A Series of Tubes

It’s not a big truck

Video Games

It is important to exercise your mind. That is why I try to engage in tasks that improve my attention, memory, and executive control. To be fair I don’t actively try to quantize my activities that way, but recently found out that one of my favorite activities has this exact side effect. That activity: video games.

Researchers at Beckman Institute, Department of Psychology, University of Illinois, Urbana-Champaign, Urbana, IL,  found that “Expert gamers and non-gamers differed on a number of basic cognitive skills: experts could track objects moving at greater speeds, better detected changes to objects stored in visual short-term memory, switched more quickly from one task to another, and mentally rotated objects more efficiently.”  I’m probably not allowed to repost sections of the body of the article, but the abstract sums up the findings nicely.

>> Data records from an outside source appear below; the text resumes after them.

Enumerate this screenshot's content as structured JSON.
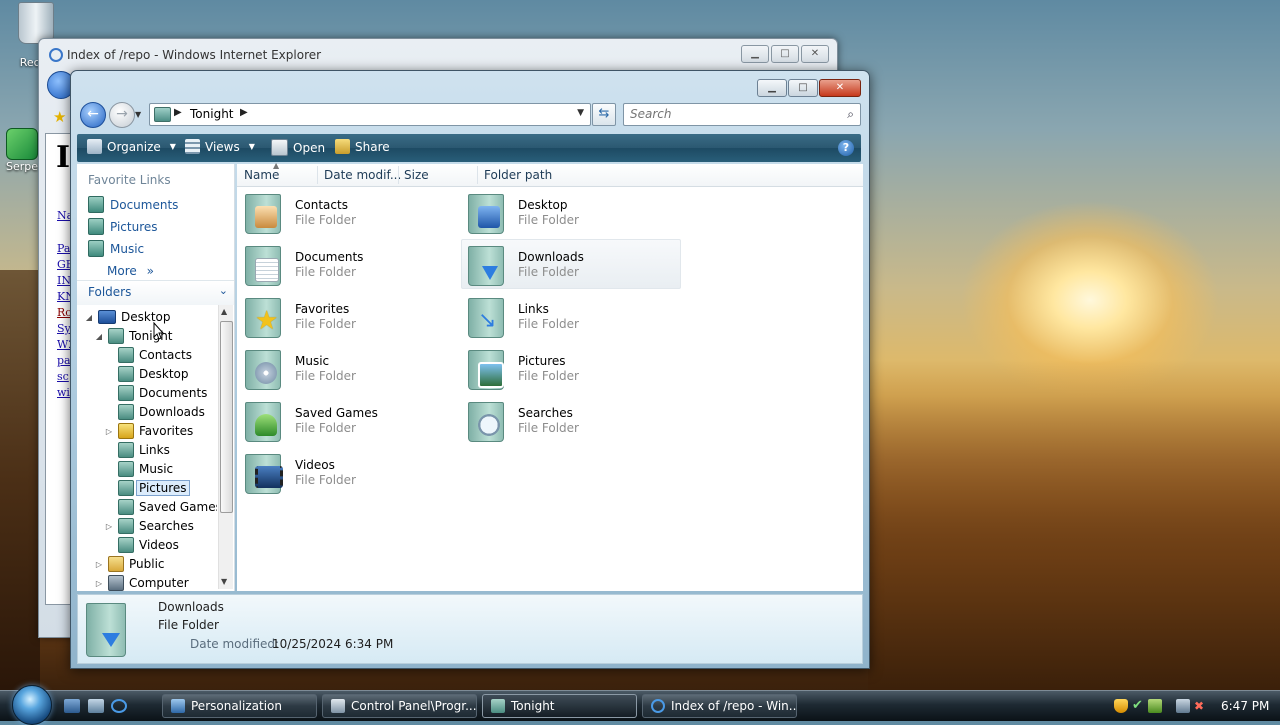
{
  "desktop": {
    "icons": [
      {
        "label": "Recycle Bin",
        "visible_label": "Recyc"
      },
      {
        "label": "Serpent",
        "visible_label": "Serpe"
      }
    ]
  },
  "ie_window": {
    "title": "Index of /repo - Windows Internet Explorer",
    "page_heading_initial": "I",
    "links": [
      "Na",
      "Pa",
      "GE",
      "IN",
      "KN",
      "Ro",
      "Sy",
      "W2",
      "pa",
      "sc",
      "wi"
    ]
  },
  "explorer": {
    "breadcrumb": [
      "Tonight"
    ],
    "search": {
      "placeholder": "Search"
    },
    "toolbar": {
      "organize": "Organize",
      "views": "Views",
      "open": "Open",
      "share": "Share",
      "help": "?"
    },
    "favorites": {
      "header": "Favorite Links",
      "items": [
        "Documents",
        "Pictures",
        "Music"
      ],
      "more": "More"
    },
    "folders": {
      "label": "Folders",
      "tree": [
        {
          "label": "Desktop",
          "level": 0,
          "expanded": true
        },
        {
          "label": "Tonight",
          "level": 1,
          "expanded": true
        },
        {
          "label": "Contacts",
          "level": 2
        },
        {
          "label": "Desktop",
          "level": 2
        },
        {
          "label": "Documents",
          "level": 2
        },
        {
          "label": "Downloads",
          "level": 2
        },
        {
          "label": "Favorites",
          "level": 2,
          "collapsed": true
        },
        {
          "label": "Links",
          "level": 2
        },
        {
          "label": "Music",
          "level": 2
        },
        {
          "label": "Pictures",
          "level": 2,
          "selected": true
        },
        {
          "label": "Saved Games",
          "level": 2
        },
        {
          "label": "Searches",
          "level": 2,
          "collapsed": true
        },
        {
          "label": "Videos",
          "level": 2
        },
        {
          "label": "Public",
          "level": 1,
          "collapsed": true
        },
        {
          "label": "Computer",
          "level": 1,
          "collapsed": true
        }
      ]
    },
    "columns": [
      "Name",
      "Date modif...",
      "Size",
      "Folder path"
    ],
    "items": [
      {
        "name": "Contacts",
        "type": "File Folder",
        "icon": "contacts-icon"
      },
      {
        "name": "Desktop",
        "type": "File Folder",
        "icon": "desktop-icon"
      },
      {
        "name": "Documents",
        "type": "File Folder",
        "icon": "documents-icon"
      },
      {
        "name": "Downloads",
        "type": "File Folder",
        "icon": "downloads-icon",
        "hot": true
      },
      {
        "name": "Favorites",
        "type": "File Folder",
        "icon": "favorites-icon"
      },
      {
        "name": "Links",
        "type": "File Folder",
        "icon": "links-icon"
      },
      {
        "name": "Music",
        "type": "File Folder",
        "icon": "music-icon"
      },
      {
        "name": "Pictures",
        "type": "File Folder",
        "icon": "pictures-icon"
      },
      {
        "name": "Saved Games",
        "type": "File Folder",
        "icon": "saved-games-icon"
      },
      {
        "name": "Searches",
        "type": "File Folder",
        "icon": "searches-icon"
      },
      {
        "name": "Videos",
        "type": "File Folder",
        "icon": "videos-icon"
      }
    ],
    "details": {
      "name": "Downloads",
      "type": "File Folder",
      "date_modified_label": "Date modified:",
      "date_modified_value": "10/25/2024 6:34 PM"
    }
  },
  "taskbar": {
    "buttons": [
      {
        "label": "Personalization"
      },
      {
        "label": "Control Panel\\Progr..."
      },
      {
        "label": "Tonight",
        "active": true
      },
      {
        "label": "Index of /repo - Win..."
      }
    ],
    "clock": "6:47 PM"
  },
  "colors": {
    "toolbar": "#2b5871",
    "link": "#1c5699",
    "selection": "#dcecfc"
  }
}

When I go home I think I’ll have to work on improving my cognitive skills.

1 comment

1 Comment so far

  1. Ben December 11th, 2009 10:54 am

    These kinds of results have been trickling out for a while, now. When I was working in a vision science lab, I tried to ask our research participants if they played video games and what kind. We never did a formal study, but the gamers almost always produced the best results. One of the graduate students actually put together a grant proposal that involved buying a bunch of high-end gaming pcs and researching the effects of games on visual task performance. I think it even got funded, but I don’t really know.